I am using the gene2go file to obtain go terms and the entrez gene ids related to those go terms.
To make sure that gene2go was complete I had a program count the go terms with tax id 9606 and the result was around 17k . When I ran an sql query on the GO database to see how many GO terms related to human there are the result was around 19k.
I then compared these two datasets. They shared the majority of their terms but not all.
First I thought some of the terms that the database gave me didn't have any genes annotated to them and that is why those terms weren't in the gene2go file.
So I took some terms that are available in the database but not in the gene2go to see if that was the case.
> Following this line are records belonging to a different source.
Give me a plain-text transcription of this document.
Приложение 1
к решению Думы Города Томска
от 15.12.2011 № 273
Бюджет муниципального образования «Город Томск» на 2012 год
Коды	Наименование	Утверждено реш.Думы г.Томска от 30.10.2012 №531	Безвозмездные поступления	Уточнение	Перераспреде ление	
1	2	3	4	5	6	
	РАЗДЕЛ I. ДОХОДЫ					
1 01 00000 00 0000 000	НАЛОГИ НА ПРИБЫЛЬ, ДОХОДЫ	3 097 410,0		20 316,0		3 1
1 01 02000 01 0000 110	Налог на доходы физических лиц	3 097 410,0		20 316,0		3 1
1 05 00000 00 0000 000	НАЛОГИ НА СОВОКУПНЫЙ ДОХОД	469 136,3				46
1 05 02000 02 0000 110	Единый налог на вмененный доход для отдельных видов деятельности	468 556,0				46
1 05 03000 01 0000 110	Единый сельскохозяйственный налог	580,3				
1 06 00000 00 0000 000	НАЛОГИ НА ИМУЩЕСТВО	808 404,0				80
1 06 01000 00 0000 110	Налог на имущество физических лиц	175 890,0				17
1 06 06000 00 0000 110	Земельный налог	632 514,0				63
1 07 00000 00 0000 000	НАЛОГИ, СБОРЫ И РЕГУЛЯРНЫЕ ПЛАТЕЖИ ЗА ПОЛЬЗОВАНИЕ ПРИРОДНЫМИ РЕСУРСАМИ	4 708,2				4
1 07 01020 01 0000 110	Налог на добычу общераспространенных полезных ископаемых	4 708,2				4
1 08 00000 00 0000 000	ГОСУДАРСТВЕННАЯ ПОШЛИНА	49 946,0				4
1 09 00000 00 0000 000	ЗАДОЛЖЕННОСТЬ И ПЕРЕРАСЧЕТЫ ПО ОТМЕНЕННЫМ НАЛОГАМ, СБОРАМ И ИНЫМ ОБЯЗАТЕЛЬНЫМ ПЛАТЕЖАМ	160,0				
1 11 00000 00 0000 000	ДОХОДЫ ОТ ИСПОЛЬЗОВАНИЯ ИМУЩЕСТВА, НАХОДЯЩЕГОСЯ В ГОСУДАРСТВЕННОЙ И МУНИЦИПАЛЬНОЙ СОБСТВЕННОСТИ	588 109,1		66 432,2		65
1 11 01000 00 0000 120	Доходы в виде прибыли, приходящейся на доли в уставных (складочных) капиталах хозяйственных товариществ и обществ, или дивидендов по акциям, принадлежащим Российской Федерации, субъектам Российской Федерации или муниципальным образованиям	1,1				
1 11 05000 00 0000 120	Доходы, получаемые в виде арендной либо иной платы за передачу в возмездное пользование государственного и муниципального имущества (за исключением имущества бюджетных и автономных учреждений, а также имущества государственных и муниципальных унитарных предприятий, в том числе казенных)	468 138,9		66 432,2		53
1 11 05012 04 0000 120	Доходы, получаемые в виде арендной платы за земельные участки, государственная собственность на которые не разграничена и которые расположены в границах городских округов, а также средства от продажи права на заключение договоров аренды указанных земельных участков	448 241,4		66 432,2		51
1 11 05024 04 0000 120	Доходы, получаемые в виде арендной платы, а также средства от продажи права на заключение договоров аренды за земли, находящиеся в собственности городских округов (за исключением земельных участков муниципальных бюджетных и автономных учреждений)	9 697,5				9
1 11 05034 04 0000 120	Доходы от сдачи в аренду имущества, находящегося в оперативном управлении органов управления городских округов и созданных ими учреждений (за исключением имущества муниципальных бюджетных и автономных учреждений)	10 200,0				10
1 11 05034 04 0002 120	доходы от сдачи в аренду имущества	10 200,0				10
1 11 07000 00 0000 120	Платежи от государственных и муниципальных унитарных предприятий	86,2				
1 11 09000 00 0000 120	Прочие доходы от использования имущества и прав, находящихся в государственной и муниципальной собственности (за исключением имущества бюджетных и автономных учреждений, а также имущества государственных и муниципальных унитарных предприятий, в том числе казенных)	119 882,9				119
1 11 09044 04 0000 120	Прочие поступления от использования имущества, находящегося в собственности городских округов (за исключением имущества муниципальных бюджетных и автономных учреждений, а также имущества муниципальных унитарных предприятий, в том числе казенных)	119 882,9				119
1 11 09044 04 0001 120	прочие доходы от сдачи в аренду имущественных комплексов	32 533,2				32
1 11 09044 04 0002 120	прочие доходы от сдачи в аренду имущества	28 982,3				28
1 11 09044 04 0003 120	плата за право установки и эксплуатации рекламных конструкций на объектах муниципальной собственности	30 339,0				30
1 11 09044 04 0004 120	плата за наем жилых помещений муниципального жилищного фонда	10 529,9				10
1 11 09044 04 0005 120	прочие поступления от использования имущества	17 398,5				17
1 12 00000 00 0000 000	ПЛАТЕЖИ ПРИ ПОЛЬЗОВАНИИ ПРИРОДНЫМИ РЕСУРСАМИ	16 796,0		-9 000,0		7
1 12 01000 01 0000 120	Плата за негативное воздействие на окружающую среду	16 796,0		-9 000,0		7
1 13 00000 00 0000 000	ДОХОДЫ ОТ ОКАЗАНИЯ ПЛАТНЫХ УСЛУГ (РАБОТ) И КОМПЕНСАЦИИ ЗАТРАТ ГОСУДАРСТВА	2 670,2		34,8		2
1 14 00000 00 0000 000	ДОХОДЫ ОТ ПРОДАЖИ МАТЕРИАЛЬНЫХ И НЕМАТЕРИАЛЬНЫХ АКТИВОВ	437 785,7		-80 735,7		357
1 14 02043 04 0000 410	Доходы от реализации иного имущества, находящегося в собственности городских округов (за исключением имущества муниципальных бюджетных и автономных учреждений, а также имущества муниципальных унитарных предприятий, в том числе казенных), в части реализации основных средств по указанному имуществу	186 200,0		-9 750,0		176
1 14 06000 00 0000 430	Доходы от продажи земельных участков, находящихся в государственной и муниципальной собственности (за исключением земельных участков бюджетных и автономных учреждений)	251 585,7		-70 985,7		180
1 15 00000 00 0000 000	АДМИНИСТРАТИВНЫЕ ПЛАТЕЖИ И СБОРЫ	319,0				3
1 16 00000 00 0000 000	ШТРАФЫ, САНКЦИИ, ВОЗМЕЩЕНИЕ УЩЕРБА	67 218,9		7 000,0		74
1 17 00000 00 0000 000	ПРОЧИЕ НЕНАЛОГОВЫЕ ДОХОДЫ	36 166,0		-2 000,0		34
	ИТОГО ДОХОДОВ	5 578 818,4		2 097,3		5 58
One of those terms was GO:0051503.I ran an sql query on the GO database to see if there were any genes annotated to this term. The sql query is given below:
SELECT term.name, species.ncbi_taxa_id, term.acc, term.term_type, gene_product.symbol AS gp_symbol, gene_product.symbol AS gp_full_name FROM term INNER JOIN association ON term.id=association.term_id) INNER JOIN gene_product ON (association.gene_product_id=gene_product.id) INNER JOIN species ON (gene_product.species_id=species.id) INNER JOIN dbxref ON (gene_product.dbxref_id=dbxref.id) INNER JOIN db ON (association.source_db_id=db.id) WHERE term.acc = 'GO:0051503 ' AND species.ncbi_taxa_id = '9606';
This query returns the gene with symbol SLC25A23 which has entrez gene id 79085.
But when I look at the latest gene2go file there is no row with tax id 9606,go id 0051503 and gene id 79085. The part where this entry should be is as below:
taxID entrez goID 9606 79084 GO:1903508 9606 79085 GO:0002082 9606 79085 GO:0005347 9606 79085 GO:0005509 9606 79085 GO:0005515 9606 79085 GO:0005739 9606 79085 GO:0006851 9606 79085 GO:0015866 9606 79085 GO:0015867 9606 79085 GO:0036444 9606 79085 GO:0043457 9606 79085 GO:0051282 9606 79085 GO:0071277 9606 79085 GO:0097274 9606 79086 GO:0016021
As you can see the goID 0051503 is not there .
Can anyone explain why is that .I tried using a local go database which I set up 2 days ago and I also tried the GOOSE tool of Amigo to run my sql queries.Therefore It can't be explained by database being out of date. The only explanation seems to be that gene2go is incomplete but that doesn't make sense.